Last Monday, Portage’s Planning Commission held a public hearing on Pierson’s request for a conditional use permit, needed for him to continue holding services inside his garage. The commission unanimously denied it, citing local ordinances.

Steve Sobiek, Portage’s director of business and development planning, said the permit would break zoning codes that require churches to be 50 feet from any residential property line, include six parking spaces and off-street parking, along with other requirements.

Sobiek also noted zoning codes prohibit the home from housing people who aren’t related to Pierson – for example, he said, allowing someone to live on the third floor would require the construction of an outdoor ladder of sorts – something the house currently doesn’t have.

 “You’ve got the parking issues, loading zone issues,  and then you have the fact that you have multiple families living in a single-family home – those are all code violations,” Sobiek said.
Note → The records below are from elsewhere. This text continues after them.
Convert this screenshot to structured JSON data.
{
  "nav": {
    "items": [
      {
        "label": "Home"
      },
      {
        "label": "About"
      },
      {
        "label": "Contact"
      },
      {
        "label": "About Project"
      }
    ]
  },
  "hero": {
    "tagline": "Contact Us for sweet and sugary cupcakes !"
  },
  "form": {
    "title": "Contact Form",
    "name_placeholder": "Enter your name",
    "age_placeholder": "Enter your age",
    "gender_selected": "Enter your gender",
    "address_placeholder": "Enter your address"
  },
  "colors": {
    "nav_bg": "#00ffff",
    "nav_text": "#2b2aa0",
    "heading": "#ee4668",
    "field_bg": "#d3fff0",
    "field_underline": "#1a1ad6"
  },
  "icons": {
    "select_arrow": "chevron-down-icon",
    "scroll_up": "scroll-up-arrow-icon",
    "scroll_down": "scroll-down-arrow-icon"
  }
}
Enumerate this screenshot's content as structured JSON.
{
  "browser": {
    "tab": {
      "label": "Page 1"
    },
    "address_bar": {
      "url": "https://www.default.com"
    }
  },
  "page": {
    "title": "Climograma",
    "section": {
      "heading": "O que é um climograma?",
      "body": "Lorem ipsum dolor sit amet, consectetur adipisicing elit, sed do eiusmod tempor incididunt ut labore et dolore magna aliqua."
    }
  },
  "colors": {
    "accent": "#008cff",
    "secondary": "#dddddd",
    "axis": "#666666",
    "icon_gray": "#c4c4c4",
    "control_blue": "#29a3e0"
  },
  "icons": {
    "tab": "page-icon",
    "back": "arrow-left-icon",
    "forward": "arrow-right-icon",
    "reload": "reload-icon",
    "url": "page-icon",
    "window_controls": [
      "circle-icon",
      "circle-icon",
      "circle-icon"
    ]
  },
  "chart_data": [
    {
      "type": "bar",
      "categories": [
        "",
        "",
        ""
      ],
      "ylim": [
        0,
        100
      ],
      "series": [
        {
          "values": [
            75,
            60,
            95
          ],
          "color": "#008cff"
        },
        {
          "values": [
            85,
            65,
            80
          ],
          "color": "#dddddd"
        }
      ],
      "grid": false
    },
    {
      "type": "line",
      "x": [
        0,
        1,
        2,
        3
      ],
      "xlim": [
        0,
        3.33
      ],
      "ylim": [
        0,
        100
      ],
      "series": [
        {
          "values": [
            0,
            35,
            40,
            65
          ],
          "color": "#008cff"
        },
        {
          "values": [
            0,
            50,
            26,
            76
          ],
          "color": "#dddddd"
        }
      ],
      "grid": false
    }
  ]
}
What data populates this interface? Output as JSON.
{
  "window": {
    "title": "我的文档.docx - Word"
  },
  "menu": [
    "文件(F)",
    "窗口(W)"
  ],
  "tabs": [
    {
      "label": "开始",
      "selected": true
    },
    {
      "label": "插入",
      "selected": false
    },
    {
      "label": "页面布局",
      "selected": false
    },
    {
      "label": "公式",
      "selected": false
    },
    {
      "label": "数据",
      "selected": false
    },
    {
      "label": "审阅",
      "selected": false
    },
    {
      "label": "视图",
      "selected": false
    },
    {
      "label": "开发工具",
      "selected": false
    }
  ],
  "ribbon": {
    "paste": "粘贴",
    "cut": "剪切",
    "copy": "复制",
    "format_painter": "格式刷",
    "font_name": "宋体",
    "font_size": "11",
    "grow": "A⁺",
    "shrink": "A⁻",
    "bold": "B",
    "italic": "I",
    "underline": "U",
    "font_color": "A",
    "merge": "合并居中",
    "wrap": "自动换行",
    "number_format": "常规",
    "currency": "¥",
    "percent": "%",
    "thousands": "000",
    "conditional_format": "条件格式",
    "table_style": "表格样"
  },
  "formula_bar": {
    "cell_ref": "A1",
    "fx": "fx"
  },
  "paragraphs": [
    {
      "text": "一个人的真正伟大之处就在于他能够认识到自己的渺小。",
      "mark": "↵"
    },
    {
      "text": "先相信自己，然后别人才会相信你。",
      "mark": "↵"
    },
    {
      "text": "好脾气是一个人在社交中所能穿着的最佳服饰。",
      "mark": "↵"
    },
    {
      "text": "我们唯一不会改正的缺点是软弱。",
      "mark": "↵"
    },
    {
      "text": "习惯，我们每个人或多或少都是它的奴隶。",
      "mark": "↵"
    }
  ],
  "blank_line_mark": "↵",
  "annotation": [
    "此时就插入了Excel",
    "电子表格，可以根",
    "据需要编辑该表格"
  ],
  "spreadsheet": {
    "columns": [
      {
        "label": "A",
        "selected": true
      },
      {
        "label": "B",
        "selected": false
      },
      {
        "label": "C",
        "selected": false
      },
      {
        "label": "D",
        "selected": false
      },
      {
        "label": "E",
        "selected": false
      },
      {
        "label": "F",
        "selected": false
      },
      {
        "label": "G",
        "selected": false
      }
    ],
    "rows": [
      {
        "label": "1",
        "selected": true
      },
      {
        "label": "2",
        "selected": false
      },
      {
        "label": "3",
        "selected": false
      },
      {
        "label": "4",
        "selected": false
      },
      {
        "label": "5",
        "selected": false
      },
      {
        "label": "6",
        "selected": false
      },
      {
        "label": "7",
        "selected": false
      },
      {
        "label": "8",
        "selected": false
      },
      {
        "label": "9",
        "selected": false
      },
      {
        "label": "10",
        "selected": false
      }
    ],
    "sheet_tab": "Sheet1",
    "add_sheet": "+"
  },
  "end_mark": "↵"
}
“The city has an obligation to enforce code for health and safety, not only for the residents that might reside in that building, but for the adjoining property owners.”

Sobiek said of the 11 total city residents who spoke up at the public hearing, eight were in opposition to the church operating in the neighborhood.

Pierson, though, says he’s determined to find a way to make it work. He’s currently working with the city to find another location suitable not only for his church, but for 25 people he would like to enroll in his program and house.

“We know we’re going to give people a home, we’re going to see a better culture,” Pierson says.